On the drive to work this morning, I listened to a report about this being the 10th anniversary of the massive blackout that plunged an area from New York City to Toronto into darkness. I immediately thought of a post Akamai CSO Andy Ellis wrote recently called "Environmental Controls at Planetary Scale."
It might be overreaching to say the 2003 blackout was an early case study in the success and failures of controls at Planetary Scale. Andy was talking about the environmental controls in data centers around the world. The blackout wasn't something individual data centers had much control over, and the power failure was geographically limited to a section of the U.S. and Canada. The blackout's root cause was a software glitch in an alarm system inside one of FirstEnergy Corp.'s control rooms in Ohio. Workers apparently didn't realize they needed to redistribute power after overburdened transmission lines collapsed onto overgrown trees. A manageable local blackout thus snowballed into widespread electric grid failure.
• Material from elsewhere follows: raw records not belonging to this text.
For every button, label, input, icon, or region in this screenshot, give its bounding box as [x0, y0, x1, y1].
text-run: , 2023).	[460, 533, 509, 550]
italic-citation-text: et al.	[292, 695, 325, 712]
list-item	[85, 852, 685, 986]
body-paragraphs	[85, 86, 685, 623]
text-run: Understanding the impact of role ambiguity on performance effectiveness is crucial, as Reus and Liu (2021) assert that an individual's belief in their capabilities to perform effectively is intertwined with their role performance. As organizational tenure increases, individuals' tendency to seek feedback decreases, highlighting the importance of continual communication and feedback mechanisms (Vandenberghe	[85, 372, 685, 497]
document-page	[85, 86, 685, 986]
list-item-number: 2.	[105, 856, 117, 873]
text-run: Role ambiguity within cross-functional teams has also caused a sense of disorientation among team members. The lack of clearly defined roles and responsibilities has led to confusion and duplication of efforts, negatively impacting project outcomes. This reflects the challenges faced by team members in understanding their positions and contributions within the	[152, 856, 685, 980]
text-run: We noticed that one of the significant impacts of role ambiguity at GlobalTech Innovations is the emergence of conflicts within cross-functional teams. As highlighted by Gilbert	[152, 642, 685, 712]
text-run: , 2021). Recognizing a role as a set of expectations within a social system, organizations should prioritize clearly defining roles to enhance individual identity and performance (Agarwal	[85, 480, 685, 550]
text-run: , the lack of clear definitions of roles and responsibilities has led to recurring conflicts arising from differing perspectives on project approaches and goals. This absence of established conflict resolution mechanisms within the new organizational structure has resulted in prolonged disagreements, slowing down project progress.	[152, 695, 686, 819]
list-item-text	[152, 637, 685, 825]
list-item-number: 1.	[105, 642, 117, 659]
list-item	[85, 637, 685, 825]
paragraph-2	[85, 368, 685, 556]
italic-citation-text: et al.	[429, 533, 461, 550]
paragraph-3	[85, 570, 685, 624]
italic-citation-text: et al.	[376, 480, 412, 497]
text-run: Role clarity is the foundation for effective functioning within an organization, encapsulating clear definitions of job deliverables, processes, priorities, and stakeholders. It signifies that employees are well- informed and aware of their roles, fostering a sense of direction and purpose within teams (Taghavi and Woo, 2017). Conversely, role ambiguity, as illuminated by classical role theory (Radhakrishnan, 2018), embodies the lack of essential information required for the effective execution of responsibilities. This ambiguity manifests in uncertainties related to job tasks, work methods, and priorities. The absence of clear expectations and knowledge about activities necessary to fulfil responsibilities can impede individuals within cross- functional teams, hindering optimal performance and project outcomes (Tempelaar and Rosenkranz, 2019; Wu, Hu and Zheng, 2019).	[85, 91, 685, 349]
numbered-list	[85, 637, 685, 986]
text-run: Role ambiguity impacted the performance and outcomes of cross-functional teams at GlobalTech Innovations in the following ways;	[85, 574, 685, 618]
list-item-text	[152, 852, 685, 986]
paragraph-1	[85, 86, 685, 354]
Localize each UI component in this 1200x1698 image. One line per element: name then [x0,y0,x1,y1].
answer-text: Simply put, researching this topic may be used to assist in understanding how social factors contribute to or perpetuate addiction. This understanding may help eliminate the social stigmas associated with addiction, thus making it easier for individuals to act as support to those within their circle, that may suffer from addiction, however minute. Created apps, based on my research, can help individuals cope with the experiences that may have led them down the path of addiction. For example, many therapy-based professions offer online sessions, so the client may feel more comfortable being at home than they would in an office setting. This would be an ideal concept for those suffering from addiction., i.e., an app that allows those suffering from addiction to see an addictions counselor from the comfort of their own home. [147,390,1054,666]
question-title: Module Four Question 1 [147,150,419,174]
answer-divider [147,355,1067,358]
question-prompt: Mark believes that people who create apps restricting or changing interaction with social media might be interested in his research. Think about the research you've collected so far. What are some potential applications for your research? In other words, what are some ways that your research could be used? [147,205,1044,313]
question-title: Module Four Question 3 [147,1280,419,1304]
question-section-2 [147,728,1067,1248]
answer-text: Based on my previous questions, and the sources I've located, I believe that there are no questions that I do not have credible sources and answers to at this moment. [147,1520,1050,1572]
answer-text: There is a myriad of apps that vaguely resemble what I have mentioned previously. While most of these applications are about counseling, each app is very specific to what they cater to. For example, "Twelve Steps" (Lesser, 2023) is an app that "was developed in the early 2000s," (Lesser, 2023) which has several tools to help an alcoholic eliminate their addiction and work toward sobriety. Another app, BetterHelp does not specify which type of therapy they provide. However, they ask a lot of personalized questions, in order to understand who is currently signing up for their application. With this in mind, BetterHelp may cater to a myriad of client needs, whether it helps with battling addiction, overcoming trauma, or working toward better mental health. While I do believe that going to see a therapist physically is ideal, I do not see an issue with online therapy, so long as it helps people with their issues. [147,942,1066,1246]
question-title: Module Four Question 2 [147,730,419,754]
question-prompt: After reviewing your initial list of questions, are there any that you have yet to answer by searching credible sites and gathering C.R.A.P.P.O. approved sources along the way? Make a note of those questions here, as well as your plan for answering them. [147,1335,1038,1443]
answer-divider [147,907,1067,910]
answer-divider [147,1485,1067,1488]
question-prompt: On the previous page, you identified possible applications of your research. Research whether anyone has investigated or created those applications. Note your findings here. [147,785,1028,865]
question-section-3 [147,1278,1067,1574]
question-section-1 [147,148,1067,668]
Still, I can't help but think of the parallels. Andy's blog post examined the pros and cons of investing large sums of money in data center environmental controls. He wrote:
Is the cost worth the hassle? If you run one data center, then the costs might worthwhile - after all, it's only a few capital systems, and a few basis point improvements in MTBCF will likely be worth that hassle (both in operational false positives as well as deployment cost). But what if you operate in thousands of data centers, most of them someone else's? The cost multiplies significantly, but the marginal benefit significantly decreases - as any given data center improvement only affects such a small portion of your systems. Each data center in a planetary scale environment is now as critical to availability as a power strip is to a single data center location. Mustering an argument to monitor every power strip would be challenging; a better approach is to have a drawer full of power strips, and replace ones that fail.
I see lessons here in how we manage interconnected electrical systems where a failure in one place can spill over to many other places the world over. Security experts have said and written much in recent years about the threat to global power grids. Among other things, they've warned, a hacker could compromise SCADA controls in one power station and maximize the damage if the target is the weak link in a much bigger chain of power distribution centers.
The ways in which we manage the threat carry similar pros and cons to that of the environmental control management Andy wrote about.
On this particular anniversary, I throw it out there as food for thought.